The Judge and FERC liked Trial Staff’s approach better. Trial Staff’s billing-determinants approach imputes billing determinants to ensure that capacity costs are allocated consistent with the threshold. To do so, Trial Staff increases the billing determinants underlying El Paso’s compliance filing recourse rates proportionately to all zones and rates, to the threshold level. Trial Staff then derives reservation rates for eligible Article 11.2(b) shippers by dividing the reservation costs of service by the adjusted billing determinants for each period. Trial Staff compares the revenues generated by these rates with the revenues from the compliance filing rates to calculate the revenue shortfall that El Paso is required to absorb to meet the Article 11.2(b) requirement.
After hearing, the Presiding Judge found that Trial Staff’s remedy appropriately and reasonably removes any improper shift in costs and should be adopted in full. The Judge identified a number of factors supporting Trial Staff’s remedy.
The Commission affirmed the Judge’s choice of Trial Staff’s primary remedy, as representing an approach that is “more easily and fairly administered, neutral, and precise.” The Commission agreed that although the revenue crediting approach can achieve the same result as Trial Staff’s billing determinant-based remedy, Trial Staff’s approach avoids the arbitrariness of the other Participants’ methods while still identifying and removing any improper cost shift to Article 11.2(b) shippers. The Commission also agreed with Trial Staff’s use of system capacity rather than the cost of facilities for the 1995 system. “Use of the system capacity as the starting point to calculate the remedy is consistent with the terms of the 1996 Settlement and also, the integrated nature of El Paso’s system, which cannot be physically separated into pre-1995 or post-1995 capacity.”
Otherwise, added the Commission, “[we] reject El Paso’s proposal to adopt a value for 1995 facilities based on 1995 Form No. 2 costs updated for depreciation.” El Paso has made no attempt to demonstrate that such costs represent the current costs to provide service over 1995 capacity and provided no updated accounting reflecting current costs comparable to that typically used to establish rate base. Such an accounting would include updated facility costs reflecting additional capital costs increased by maintenance, repair and replacement costs. Moreover, El Paso’s criticism that Trial Staff’s approach overstates the cost of depreciated 1995 facilities supporting the 1995 capacity is “unfounded.”
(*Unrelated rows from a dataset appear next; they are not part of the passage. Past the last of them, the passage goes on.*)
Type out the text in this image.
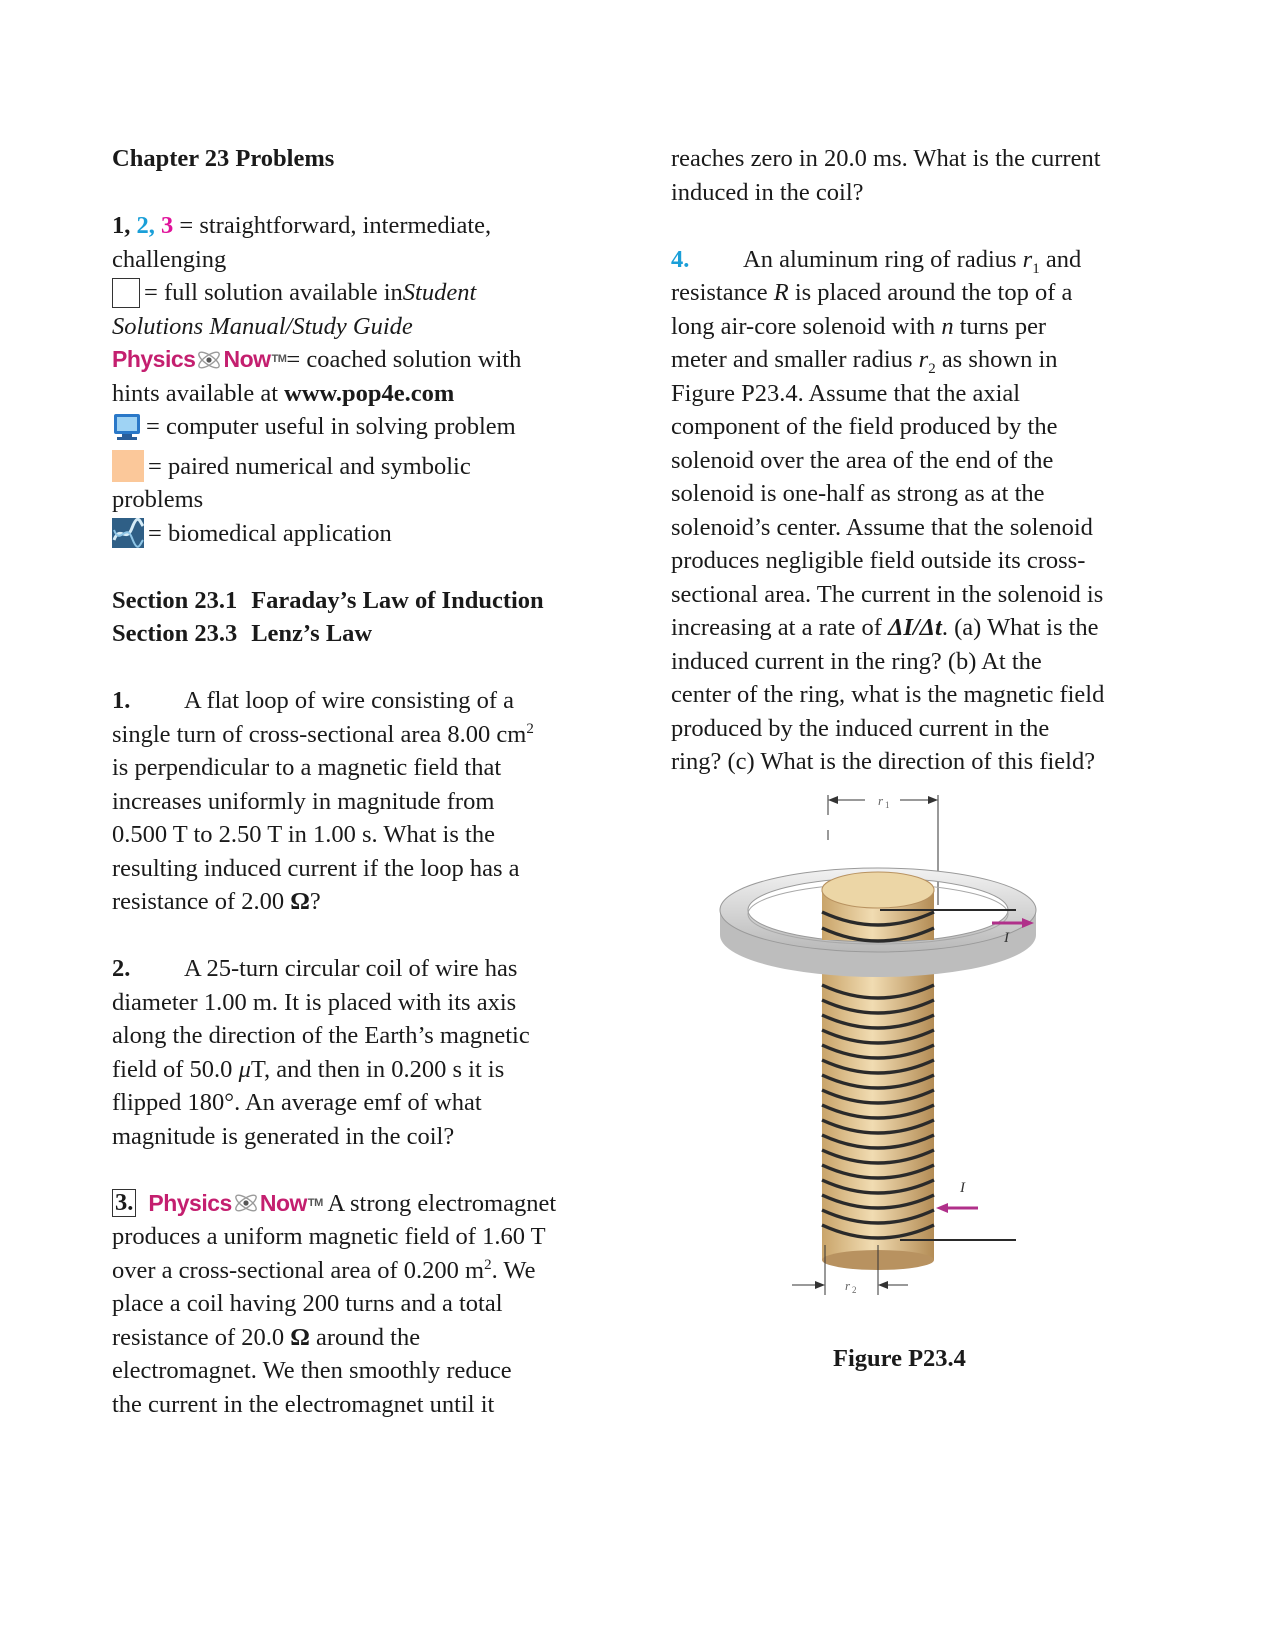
Chapter 23 Problems

1, 2, 3 = straightforward, intermediate,

challenging

= full solution available in Student

Solutions Manual/Study Guide

Physics Now TM = coached solution with

hints available at www.pop4e.com

= computer useful in solving problem

= paired numerical and symbolic

problems

= biomedical application

Section 23.1 Faraday’s Law of Induction

Section 23.3 Lenz’s Law

1. A flat loop of wire consisting of a

single turn of cross-sectional area 8.00 $cm^2$

is perpendicular to a magnetic field that

increases uniformly in magnitude from

0.500 T to 2.50 T in 1.00 s. What is the

resulting induced current if the loop has a

resistance of 2.00 Ω?

2. A 25-turn circular coil of wire has

diameter 1.00 m. It is placed with its axis

along the direction of the Earth’s magnetic

field of 50.0 μT, and then in 0.200 s it is

flipped 180°. An average emf of what

magnitude is generated in the coil?

3. Physics Now TM A strong electromagnet

produces a uniform magnetic field of 1.60 T

over a cross-sectional area of 0.200 $m^2$. We

place a coil having 200 turns and a total

resistance of 20.0 Ω around the

electromagnet. We then smoothly reduce

the current in the electromagnet until it

reaches zero in 20.0 ms. What is the current

induced in the coil?

4. An aluminum ring of radius $r_1$ and

resistance R is placed around the top of a

long air-core solenoid with n turns per

meter and smaller radius $r_2$ as shown in

Figure P23.4. Assume that the axial

component of the field produced by the

solenoid over the area of the end of the

solenoid is one-half as strong as at the

solenoid’s center. Assume that the solenoid

produces negligible field outside its cross-

sectional area. The current in the solenoid is

increasing at a rate of ΔI/Δt. (a) What is the

induced current in the ring? (b) At the

center of the ring, what is the magnetic field

produced by the induced current in the

ring? (c) What is the direction of this field?

r 1
I
I
r 2
Figure P23.4
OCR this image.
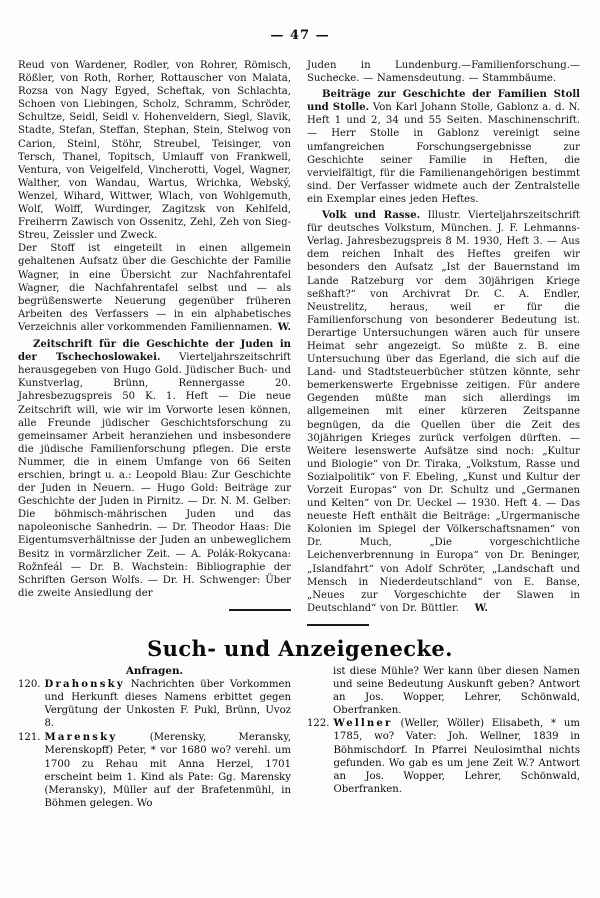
— 47 —

Reud von Wardener, Rodler, von Rohrer, Römisch, Rößler, von Roth, Rorher, Rottauscher von Malata, Rozsa von Nagy Egyed, Scheftak, von Schlachta, Schoen von Liebingen, Scholz, Schramm, Schröder, Schultze, Seidl, Seidl v. Hohenveldern, Siegl, Slavik, Stadte, Stefan, Steffan, Stephan, Stein, Stelwog von Carion, Steinl, Stöhr, Streubel, Teisinger, von Tersch, Thanel, Topitsch, Umlauff von Frankwell, Ventura, von Veigelfeld, Vincherotti, Vogel, Wagner, Walther, von Wandau, Wartus, Wrichka, Webský, Wenzel, Wihard, Wittwer, Wlach, von Wohlgemuth, Wolf, Wolff, Wurdinger, Zagitzsk von Kehlfeld, Freiherrn Zawisch von Ossenitz, Zehl, Zeh von Sieg-Streu, Zeissler und Zweck.

Der Stoff ist eingeteilt in einen allgemein gehaltenen Aufsatz über die Geschichte der Familie Wagner, in eine Übersicht zur Nachfahrentafel Wagner, die Nachfahrentafel selbst und — als begrüßenswerte Neuerung gegenüber früheren Arbeiten des Verfassers — in ein alphabetisches Verzeichnis aller vorkommenden Familiennamen. W.

Zeitschrift für die Geschichte der Juden in der Tschechoslowakei. Vierteljahrszeitschrift herausgegeben von Hugo Gold. Jüdischer Buch- und Kunstverlag, Brünn, Rennergasse 20. Jahresbezugspreis 50 K. 1. Heft — Die neue Zeitschrift will, wie wir im Vorworte lesen können, alle Freunde jüdischer Geschichtsforschung zu gemeinsamer Arbeit heranziehen und insbesondere die jüdische Familienforschung pflegen. Die erste Nummer, die in einem Umfange von 66 Seiten erschien, bringt u. a.: Leopold Blau: Zur Geschichte der Juden in Neuern. — Hugo Gold: Beiträge zur Geschichte der Juden in Pirnitz. — Dr. N. M. Gelber: Die böhmisch-mährischen Juden und das napoleonische Sanhedrin. — Dr. Theodor Haas: Die Eigentumsverhältnisse der Juden an unbeweglichem Besitz in vormärzlicher Zeit. — A. Polák-Rokycana: Rožnfeál — Dr. B. Wachstein: Bibliographie der Schriften Gerson Wolfs. — Dr. H. Schwenger: Über die zweite Ansiedlung der

Juden in Lundenburg.—Familienforschung.—Suchecke. — Namensdeutung. — Stammbäume.

Beiträge zur Geschichte der Familien Stoll und Stolle. Von Karl Johann Stolle, Gablonz a. d. N. Heft 1 und 2, 34 und 55 Seiten. Maschinenschrift. — Herr Stolle in Gablonz vereinigt seine umfangreichen Forschungsergebnisse zur Geschichte seiner Familie in Heften, die vervielfältigt, für die Familienangehörigen bestimmt sind. Der Verfasser widmete auch der Zentralstelle ein Exemplar eines jeden Heftes.

Volk und Rasse. Illustr. Vierteljahrszeitschrift für deutsches Volkstum, München. J. F. Lehmanns-Verlag. Jahresbezugspreis 8 M. 1930, Heft 3. — Aus dem reichen Inhalt des Heftes greifen wir besonders den Aufsatz „Ist der Bauernstand im Lande Ratzeburg vor dem 30jährigen Kriege seßhaft?“ von Archivrat Dr. C. A. Endler, Neustrelitz, heraus, weil er für die Familienforschung von besonderer Bedeutung ist. Derartige Untersuchungen wären auch für unsere Heimat sehr angezeigt. So müßte z. B. eine Untersuchung über das Egerland, die sich auf die Land- und Stadtsteuerbücher stützen könnte, sehr bemerkenswerte Ergebnisse zeitigen. Für andere Gegenden müßte man sich allerdings im allgemeinen mit einer kürzeren Zeitspanne begnügen, da die Quellen über die Zeit des 30jährigen Krieges zurück verfolgen dürften. — Weitere lesenswerte Aufsätze sind noch: „Kultur und Biologie“ von Dr. Tiraka, „Volkstum, Rasse und Sozialpolitik“ von F. Ebeling, „Kunst und Kultur der Vorzeit Europas“ von Dr. Schultz und „Germanen und Kelten“ von Dr. Ueckel — 1930. Heft 4. — Das neueste Heft enthält die Beiträge: „Urgermanische Kolonien im Spiegel der Völkerschaftsnamen“ von Dr. Much, „Die vorgeschichtliche Leichenverbrennung in Europa“ von Dr. Beninger, „Islandfahrt“ von Adolf Schröter, „Landschaft und Mensch in Niederdeutschland“ von E. Banse, „Neues zur Vorgeschichte der Slawen in Deutschland“ von Dr. Büttler. W.

Such- und Anzeigenecke.
Anfragen.
120. Drahonsky Nachrichten über Vorkommen und Herkunft dieses Namens erbittet gegen Vergütung der Unkosten F. Pukl, Brünn, Uvoz 8.
121. Marensky	(Merensky, Meransky, Merenskopff) Peter, * vor 1680 wo? verehl. um 1700 zu Rehau mit Anna Herzel, 1701 erscheint beim 1. Kind als Pate: Gg. Marensky (Meransky), Müller auf der Brafetenmühl, in Böhmen gelegen. Wo
ist diese Mühle? Wer kann über diesen Namen und seine Bedeutung Auskunft geben? Antwort an Jos. Wopper, Lehrer, Schönwald, Oberfranken.
122. Wellner (Weller, Wöller) Elisabeth, * um 1785, wo? Vater: Joh. Wellner, 1839 in Böhmischdorf. In Pfarrei Neulosimthal nichts gefunden. Wo gab es um jene Zeit W.? Antwort an Jos. Wopper, Lehrer, Schönwald, Oberfranken.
The Commission concluded that “Trial Staff’s primary billing determinant remedy is just and reasonable, clear and objective in its application, and conforms to previous Commission determinations.” The other Participants’ remedies, while achieving a similar result as Trial Staff’s primary remedy, “lack objectivity and are more difficult to administer.”
Finally, turning to the compliance filing of El Paso, the Commission found that El Paso has complied with the directives of Opinion 528. El Paso has properly used the rate components accepted in Opinion 528.
 ConocoPhillips Co. and Texas Gas Service Co. (ONEOK, Inc.) originally requested rehearing, but withdrew their pleadings by agreement with El Paso.